姫とワンコは取りつくろわない

◆◆◆

 デートといっても、将聖が選んだ場所は駅近のショッピングモールだった。気軽に行けるところでないと白雪が緊張すると思ったから。
 期末試験が終わった日の帰り道、二人でバスを終点まで乗り越す。だから制服のままだ。高校生カップルらしくてそれもまたヨシ。
 フードコートでお好み焼きとオムライスをそれぞれ買ってお昼ご飯にした。「ひと口ちょうだい」をやっただけで真っ赤になる白雪がかわいい。ニコニコながめてしまったら白雪がすねたように横を向いた。

「鬼柳くん……女の子にすごく慣れてる」

 将聖は目を見開いた。嫉妬のようなことを言われたのにも驚くし、白雪が自分の思ったことを素直に伝えてくれたのが嬉しい。すごい進歩かも、と思った。

「中学ん時に告られてつきあったことはあるけど。すぐ別れたよ」
「……彼女いたんだ」
「なになに、ヤキモチ焼いてくれる? 姫は俺が初カレ?」

 白雪はうつむいたまま小さくコクリとする。胸がキュンとしてしまった将聖は、少女かよと自分にツッコんだ。

「超うれしい――俺のまわりってさ、みんな女にはやさしいんだよね」

 身近にいる連中は荒々しい男が多い。腕っぷしにものを言わせがちだ。
 だけどそれだからだろうか、自分の女にはとことん甘いし、何かあれば必ず守る覚悟だし、愛していると伝えることをためらったりしない。明日どうなるかわからないから。
 そういうのを見ながら育った将聖なので、恋人としての行動は少々濃いめかもしれない。説明してみたら白雪はすごく微妙な顔をした。

「そう……なんだ」
「俺のそーゆーの、嫌?」
「……やじゃない、です」

 かぼそい声で否定してもらえて将聖は天にも昇る心地だった。


◇◇◇

 デートの約束に、白雪はとてもそわそわしていた。テストどころじゃないぐらいにうわの空だったので、試験結果はちょっと怖い。
 でも何よりも将聖のことを大切にしたいと思ったのだった。だからがんばろう。
 好きな気持ちをなるべく伝える。感じたことを素直に言う。
 だって、やっぱりお付き合いはナシで、なんて言われたくないから。

「――これ姫に似合う。プレゼントしてもいい?」

 フードコートのあと館内をぶらぶらし、通りがかった服飾店にディスプレーされていたヘアピンを見て将聖が立ちどまった。手にしたのは雪の結晶が並んだデザインだ。

「姫ってほんとは、白雪だもんな」
「でも……悪いから」
「自分のあげた物を身に着けてもらうのは俺の自己満なの。高くないし、受け取ってよ。お願い!」

 待ってて、と言うと将聖はさっさとレジに行ってしまう。そんな強引なところも、たぶん周囲の大人たちの影響なのか。でももちろん悪い気はしない白雪だった。
 店の前にいるのは邪魔だろう。通路の反対側の壁際に人をよけて、白雪は考えこんだ。
 どうしよう。あれをもらったら、お礼と一緒に言ってみようかな。「好き」って。でも贈り物をもらったから好きになったみたいに思われたら嫌だし。もっと別のタイミングを探すほうがいいか――。

「ねえねえ」

 目を伏せて悩んでいたら、すぐ前に人が立って白雪はハッと顔を上げた。でも将聖じゃない。知らない男の人たちだった。大学生ぐらいに見える、ちょっとチャラチャラした雰囲気の二人連れ。
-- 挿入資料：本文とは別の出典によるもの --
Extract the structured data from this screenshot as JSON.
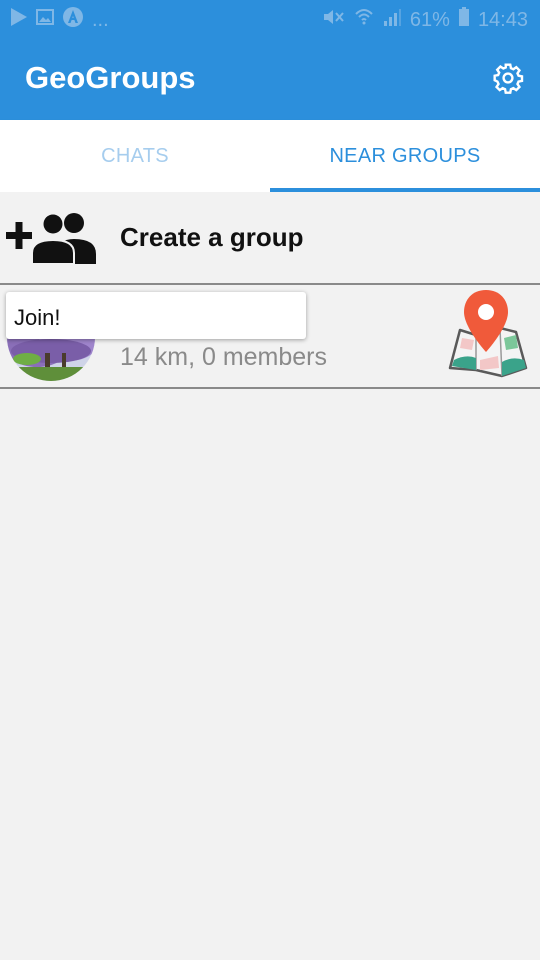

「ひとり? すげえかわいいなって思って声かけたんだけど」
「え、あの」
「ひゃあ、反応うぶい。ヒマそうだし、おれらと遊ぼうよ」
「おごってあげるからさ。カラオケとか行かない?」

 これはナンパというものか。初めてのことで白雪は大混乱におちいった。
 返答は決まっている。お断り一択だ。なのにそう伝える言葉が出てこない。怖い。すると男のひとりが白雪に手を伸ばした。

「ほら行こう。ぜったい楽しい――っててっ!」

 語尾が悲鳴に変わった。白雪にふれそうだった腕がグイとねじりあげられ、男は身をよじって苦悶の顔。
 男たちの後ろにあらわれた将聖の瞳は見たことのない鋭さで、白雪は息をのんだ。

「俺の彼女にさわるんじゃねえ」
「い、いてっ! なんだよ男連れかよ! 知らなかったんだって!」
「ああん? 知らねえですむと思ってんのか?」
「くそガキがイキッてんじゃねえぞ!」

 腕をねじられたのとは別の男が将聖に怒鳴り返した。どう見ても年下の将聖に対し男たちは二人だ。強気になるのもわかる。
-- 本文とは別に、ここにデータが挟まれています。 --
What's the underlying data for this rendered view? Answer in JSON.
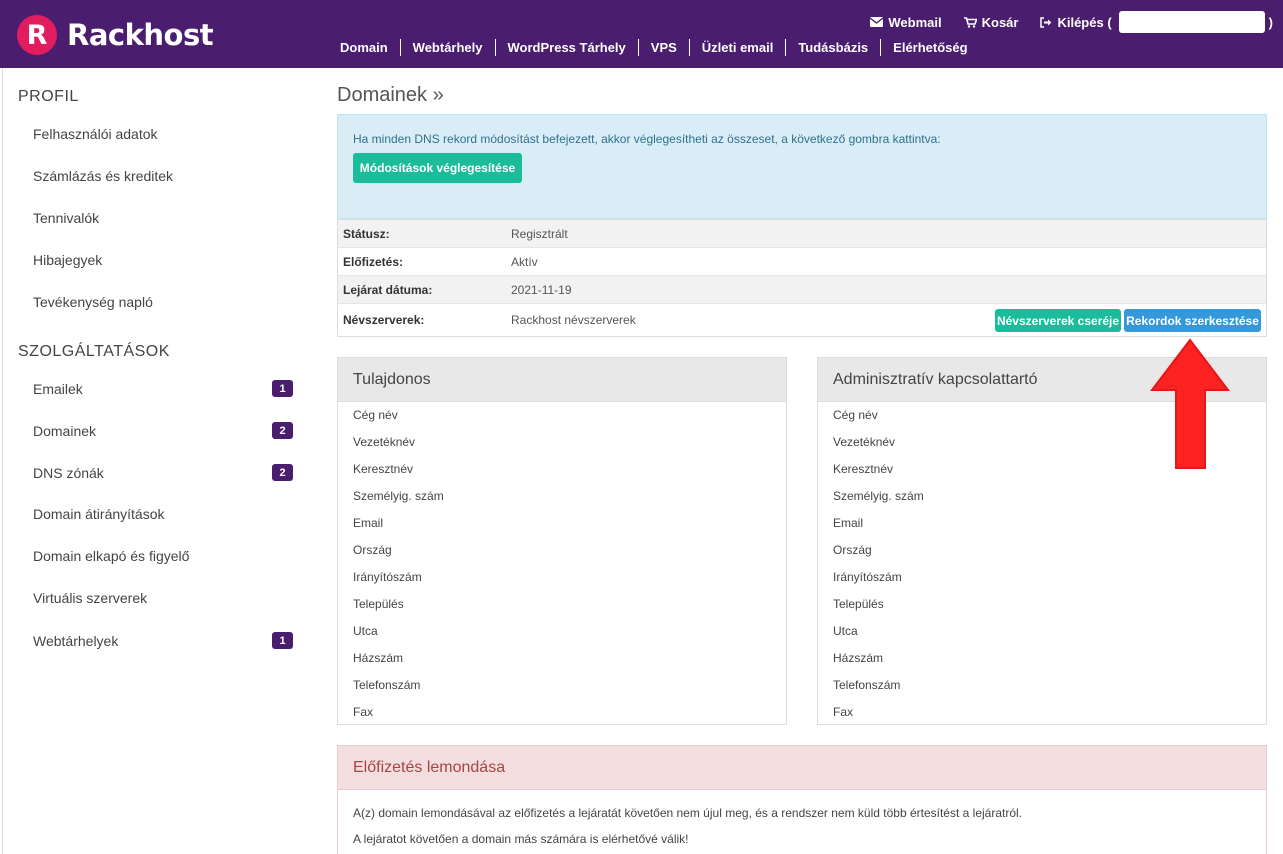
{
  "header": {
    "logo_letter": "R",
    "logo_text": "Rackhost",
    "toplinks": {
      "webmail": "Webmail",
      "cart": "Kosár",
      "logout": "Kilépés (",
      "logout_close": ")"
    },
    "nav": [
      "Domain",
      "Webtárhely",
      "WordPress Tárhely",
      "VPS",
      "Üzleti email",
      "Tudásbázis",
      "Elérhetőség"
    ]
  },
  "sidebar": {
    "profile_title": "PROFIL",
    "profile_items": [
      "Felhasználói adatok",
      "Számlázás és kreditek",
      "Tennivalók",
      "Hibajegyek",
      "Tevékenység napló"
    ],
    "services_title": "SZOLGÁLTATÁSOK",
    "service_items": [
      {
        "label": "Emailek",
        "badge": "1"
      },
      {
        "label": "Domainek",
        "badge": "2"
      },
      {
        "label": "DNS zónák",
        "badge": "2"
      },
      {
        "label": "Domain átirányítások",
        "badge": ""
      },
      {
        "label": "Domain elkapó és figyelő",
        "badge": ""
      },
      {
        "label": "Virtuális szerverek",
        "badge": ""
      },
      {
        "label": "Webtárhelyek",
        "badge": "1"
      }
    ]
  },
  "main": {
    "title": "Domainek »",
    "alert_text": "Ha minden DNS rekord módosítást befejezett, akkor véglegesítheti az összeset, a következő gombra kattintva:",
    "finalize_button": "Módosítások véglegesítése",
    "info": [
      {
        "key": "Státusz:",
        "value": "Regisztrált"
      },
      {
        "key": "Előfizetés:",
        "value": "Aktív"
      },
      {
        "key": "Lejárat dátuma:",
        "value": "2021-11-19"
      },
      {
        "key": "Névszerverek:",
        "value": "Rackhost névszerverek"
      }
    ],
    "ns_change_button": "Névszerverek cseréje",
    "records_edit_button": "Rekordok szerkesztése",
    "owner_panel_title": "Tulajdonos",
    "admin_panel_title": "Adminisztratív kapcsolattartó",
    "contact_fields": [
      "Cég név",
      "Vezetéknév",
      "Keresztnév",
      "Személyig. szám",
      "Email",
      "Ország",
      "Irányítószám",
      "Település",
      "Utca",
      "Házszám",
      "Telefonszám",
      "Fax"
    ],
    "cancel_title": "Előfizetés lemondása",
    "cancel_text_1": "A(z) domain lemondásával az előfizetés a lejáratát követően nem újul meg, és a rendszer nem küld több értesítést a lejáratról.",
    "cancel_text_2": "A lejáratot követően a domain más számára is elérhetővé válik!"
  },
  "colors": {
    "brand": "#4b1d6e",
    "logo": "#e21d5f",
    "green": "#1abc9c",
    "blue": "#3498db",
    "arrow": "#ff2222"
  }
}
「てめえが目ェ離してた女、かっさらって何が悪いっ!」

 そこで白雪は、将聖から「プチン」という音が聞こえたような気がした。

「――んだとコラァ」

 低い声をもらすと将聖は動いた。
 つかまえていたナンパ男その一を床に投げ捨てる。次に男その二の胸倉も秒で取り、しめあげる。ぐえ、というのにもかまわず足を払い背中から叩き落とす。

「だめ!」

 白雪は必死で叫んだ。
 なんだろう、これきっと将聖のほうが強い。喧嘩も格闘技も白雪は知らないけど肌感覚でわかった。このままではボコボコにしてしまう。

「やめて鬼柳くん。もういい」
「き、きりゅう?」

 男その一がギクリと跳びのいた。白雪の声に気づいたのか、将聖は手を放す。

「鬼柳っておい」

 その二もいきなり戦意を失って青ざめた。インネンをつけたのが成和相同会の者だと気づいたのだろう。床の上で咳こみながら後ずさった。
 ゆらりと体を起こした将聖は、まだ射貫くような視線を周囲に配る。ピリピリした空気。でも白雪は毅然と言い聞かせた。
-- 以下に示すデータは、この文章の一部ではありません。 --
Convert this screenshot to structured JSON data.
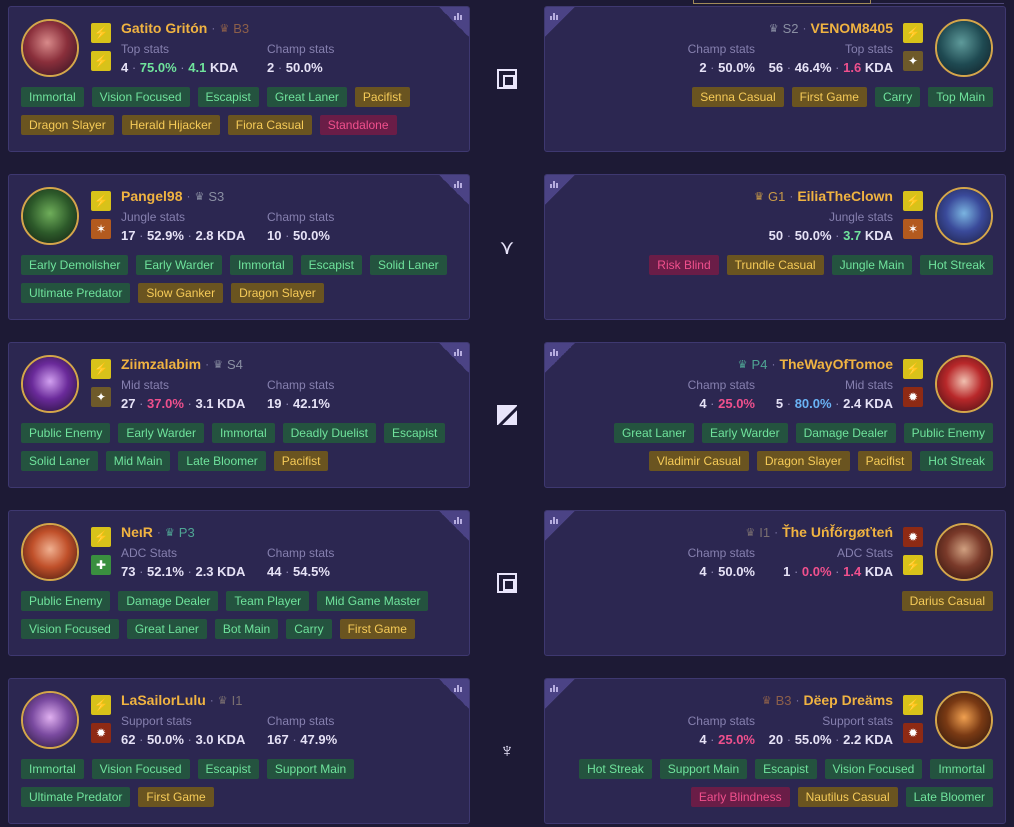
{
  "colors": {
    "green": "#6fe39c",
    "pink": "#f0508d",
    "blue": "#6ab3f5",
    "gold": "#f0b341"
  },
  "matchups": [
    {
      "lane_icon": "top-lane-icon",
      "left": {
        "name": "Gatito Gritón",
        "rank_icon": "bronze-emblem-icon",
        "rank": "B3",
        "spells": [
          "flash-spell-icon",
          "flash-spell-icon"
        ],
        "role_stats": {
          "label": "Top stats",
          "games": "4",
          "winrate": "75.0%",
          "winrate_color": "green",
          "kda": "4.1",
          "kda_color": "green",
          "kda_label": "KDA"
        },
        "champ_stats": {
          "label": "Champ stats",
          "games": "2",
          "winrate": "50.0%",
          "winrate_color": "white"
        },
        "tags": [
          {
            "text": "Immortal",
            "color": "green"
          },
          {
            "text": "Vision Focused",
            "color": "green"
          },
          {
            "text": "Escapist",
            "color": "green"
          },
          {
            "text": "Great Laner",
            "color": "green"
          },
          {
            "text": "Pacifist",
            "color": "gold"
          },
          {
            "text": "Dragon Slayer",
            "color": "gold"
          },
          {
            "text": "Herald Hijacker",
            "color": "gold"
          },
          {
            "text": "Fiora Casual",
            "color": "gold"
          },
          {
            "text": "Standalone",
            "color": "red"
          }
        ]
      },
      "right": {
        "name": "VENOM8405",
        "rank_icon": "silver-emblem-icon",
        "rank": "S2",
        "spells": [
          "flash-spell-icon",
          "teleport-spell-icon"
        ],
        "champ_stats": {
          "label": "Champ stats",
          "games": "2",
          "winrate": "50.0%",
          "winrate_color": "white"
        },
        "role_stats": {
          "label": "Top stats",
          "games": "56",
          "winrate": "46.4%",
          "winrate_color": "white",
          "kda": "1.6",
          "kda_color": "pink",
          "kda_label": "KDA"
        },
        "tags": [
          {
            "text": "Senna Casual",
            "color": "gold"
          },
          {
            "text": "First Game",
            "color": "gold"
          },
          {
            "text": "Carry",
            "color": "green"
          },
          {
            "text": "Top Main",
            "color": "green"
          }
        ]
      }
    },
    {
      "lane_icon": "jungle-lane-icon",
      "left": {
        "name": "Pangel98",
        "rank_icon": "silver-emblem-icon",
        "rank": "S3",
        "spells": [
          "flash-spell-icon",
          "smite-spell-icon"
        ],
        "role_stats": {
          "label": "Jungle stats",
          "games": "17",
          "winrate": "52.9%",
          "winrate_color": "white",
          "kda": "2.8",
          "kda_color": "white",
          "kda_label": "KDA"
        },
        "champ_stats": {
          "label": "Champ stats",
          "games": "10",
          "winrate": "50.0%",
          "winrate_color": "white"
        },
        "tags": [
          {
            "text": "Early Demolisher",
            "color": "green"
          },
          {
            "text": "Early Warder",
            "color": "green"
          },
          {
            "text": "Immortal",
            "color": "green"
          },
          {
            "text": "Escapist",
            "color": "green"
          },
          {
            "text": "Solid Laner",
            "color": "green"
          },
          {
            "text": "Ultimate Predator",
            "color": "green"
          },
          {
            "text": "Slow Ganker",
            "color": "gold"
          },
          {
            "text": "Dragon Slayer",
            "color": "gold"
          }
        ]
      },
      "right": {
        "name": "EiliaTheClown",
        "rank_icon": "gold-emblem-icon",
        "rank": "G1",
        "spells": [
          "flash-spell-icon",
          "smite-spell-icon"
        ],
        "champ_stats": {
          "label": "",
          "games": "",
          "winrate": "",
          "winrate_color": "white"
        },
        "role_stats": {
          "label": "Jungle stats",
          "games": "50",
          "winrate": "50.0%",
          "winrate_color": "white",
          "kda": "3.7",
          "kda_color": "green",
          "kda_label": "KDA"
        },
        "tags": [
          {
            "text": "Risk Blind",
            "color": "red"
          },
          {
            "text": "Trundle Casual",
            "color": "gold"
          },
          {
            "text": "Jungle Main",
            "color": "green"
          },
          {
            "text": "Hot Streak",
            "color": "green"
          }
        ]
      }
    },
    {
      "lane_icon": "mid-lane-icon",
      "left": {
        "name": "Ziimzalabim",
        "rank_icon": "silver-emblem-icon",
        "rank": "S4",
        "spells": [
          "flash-spell-icon",
          "teleport-spell-icon"
        ],
        "role_stats": {
          "label": "Mid stats",
          "games": "27",
          "winrate": "37.0%",
          "winrate_color": "pink",
          "kda": "3.1",
          "kda_color": "white",
          "kda_label": "KDA"
        },
        "champ_stats": {
          "label": "Champ stats",
          "games": "19",
          "winrate": "42.1%",
          "winrate_color": "white"
        },
        "tags": [
          {
            "text": "Public Enemy",
            "color": "green"
          },
          {
            "text": "Early Warder",
            "color": "green"
          },
          {
            "text": "Immortal",
            "color": "green"
          },
          {
            "text": "Deadly Duelist",
            "color": "green"
          },
          {
            "text": "Escapist",
            "color": "green"
          },
          {
            "text": "Solid Laner",
            "color": "green"
          },
          {
            "text": "Mid Main",
            "color": "green"
          },
          {
            "text": "Late Bloomer",
            "color": "green"
          },
          {
            "text": "Pacifist",
            "color": "gold"
          }
        ]
      },
      "right": {
        "name": "TheWayOfTomoe",
        "rank_icon": "platinum-emblem-icon",
        "rank": "P4",
        "spells": [
          "flash-spell-icon",
          "ignite-spell-icon"
        ],
        "champ_stats": {
          "label": "Champ stats",
          "games": "4",
          "winrate": "25.0%",
          "winrate_color": "pink"
        },
        "role_stats": {
          "label": "Mid stats",
          "games": "5",
          "winrate": "80.0%",
          "winrate_color": "blue",
          "kda": "2.4",
          "kda_color": "white",
          "kda_label": "KDA"
        },
        "tags": [
          {
            "text": "Great Laner",
            "color": "green"
          },
          {
            "text": "Early Warder",
            "color": "green"
          },
          {
            "text": "Damage Dealer",
            "color": "green"
          },
          {
            "text": "Public Enemy",
            "color": "green"
          },
          {
            "text": "Vladimir Casual",
            "color": "gold"
          },
          {
            "text": "Dragon Slayer",
            "color": "gold"
          },
          {
            "text": "Pacifist",
            "color": "gold"
          },
          {
            "text": "Hot Streak",
            "color": "green"
          }
        ]
      }
    },
    {
      "lane_icon": "bot-lane-icon",
      "left": {
        "name": "NeιR",
        "rank_icon": "platinum-emblem-icon",
        "rank": "P3",
        "spells": [
          "flash-spell-icon",
          "heal-spell-icon"
        ],
        "role_stats": {
          "label": "ADC Stats",
          "games": "73",
          "winrate": "52.1%",
          "winrate_color": "white",
          "kda": "2.3",
          "kda_color": "white",
          "kda_label": "KDA"
        },
        "champ_stats": {
          "label": "Champ stats",
          "games": "44",
          "winrate": "54.5%",
          "winrate_color": "white"
        },
        "tags": [
          {
            "text": "Public Enemy",
            "color": "green"
          },
          {
            "text": "Damage Dealer",
            "color": "green"
          },
          {
            "text": "Team Player",
            "color": "green"
          },
          {
            "text": "Mid Game Master",
            "color": "green"
          },
          {
            "text": "Vision Focused",
            "color": "green"
          },
          {
            "text": "Great Laner",
            "color": "green"
          },
          {
            "text": "Bot Main",
            "color": "green"
          },
          {
            "text": "Carry",
            "color": "green"
          },
          {
            "text": "First Game",
            "color": "gold"
          }
        ]
      },
      "right": {
        "name": "Ť̌he Uńf̌őrgøťteń",
        "rank_icon": "iron-emblem-icon",
        "rank": "I1",
        "spells": [
          "ignite-spell-icon",
          "flash-spell-icon"
        ],
        "champ_stats": {
          "label": "Champ stats",
          "games": "4",
          "winrate": "50.0%",
          "winrate_color": "white"
        },
        "role_stats": {
          "label": "ADC Stats",
          "games": "1",
          "winrate": "0.0%",
          "winrate_color": "pink",
          "kda": "1.4",
          "kda_color": "pink",
          "kda_label": "KDA"
        },
        "tags": [
          {
            "text": "Darius Casual",
            "color": "gold"
          }
        ]
      }
    },
    {
      "lane_icon": "support-lane-icon",
      "left": {
        "name": "LaSailorLulu",
        "rank_icon": "iron-emblem-icon",
        "rank": "I1",
        "spells": [
          "flash-spell-icon",
          "ignite-spell-icon"
        ],
        "role_stats": {
          "label": "Support stats",
          "games": "62",
          "winrate": "50.0%",
          "winrate_color": "white",
          "kda": "3.0",
          "kda_color": "white",
          "kda_label": "KDA"
        },
        "champ_stats": {
          "label": "Champ stats",
          "games": "167",
          "winrate": "47.9%",
          "winrate_color": "white"
        },
        "tags": [
          {
            "text": "Immortal",
            "color": "green"
          },
          {
            "text": "Vision Focused",
            "color": "green"
          },
          {
            "text": "Escapist",
            "color": "green"
          },
          {
            "text": "Support Main",
            "color": "green"
          },
          {
            "text": "Ultimate Predator",
            "color": "green"
          },
          {
            "text": "First Game",
            "color": "gold"
          }
        ]
      },
      "right": {
        "name": "Dëep Dreäms",
        "rank_icon": "bronze-emblem-icon",
        "rank": "B3",
        "spells": [
          "flash-spell-icon",
          "ignite-spell-icon"
        ],
        "champ_stats": {
          "label": "Champ stats",
          "games": "4",
          "winrate": "25.0%",
          "winrate_color": "pink"
        },
        "role_stats": {
          "label": "Support stats",
          "games": "20",
          "winrate": "55.0%",
          "winrate_color": "white",
          "kda": "2.2",
          "kda_color": "white",
          "kda_label": "KDA"
        },
        "tags": [
          {
            "text": "Hot Streak",
            "color": "green"
          },
          {
            "text": "Support Main",
            "color": "green"
          },
          {
            "text": "Escapist",
            "color": "green"
          },
          {
            "text": "Vision Focused",
            "color": "green"
          },
          {
            "text": "Immortal",
            "color": "green"
          },
          {
            "text": "Early Blindness",
            "color": "red"
          },
          {
            "text": "Nautilus Casual",
            "color": "gold"
          },
          {
            "text": "Late Bloomer",
            "color": "green"
          }
        ]
      }
    }
  ]
}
「怪我させちゃだめ。こんな人たちのために鬼柳くんが悪者にならないで」

 そう言ってナンパ二人組に目をやると将聖も並んでそちらをにらみつけた。男たちはヒイッと悲鳴をもらして立ち上がる。そして腕とのどを押さえつつ、逃げていった。
 見送った将聖がゆらりと振り向く。そして――白雪はふわりと抱きしめられた。

「ごめん、俺がひとりにしたから――」
「ちょ、やん」

 大切に大切に腕の中におさめられ、白雪は恥ずかしくて真っ赤になり――でもとても嬉しいな、と思った。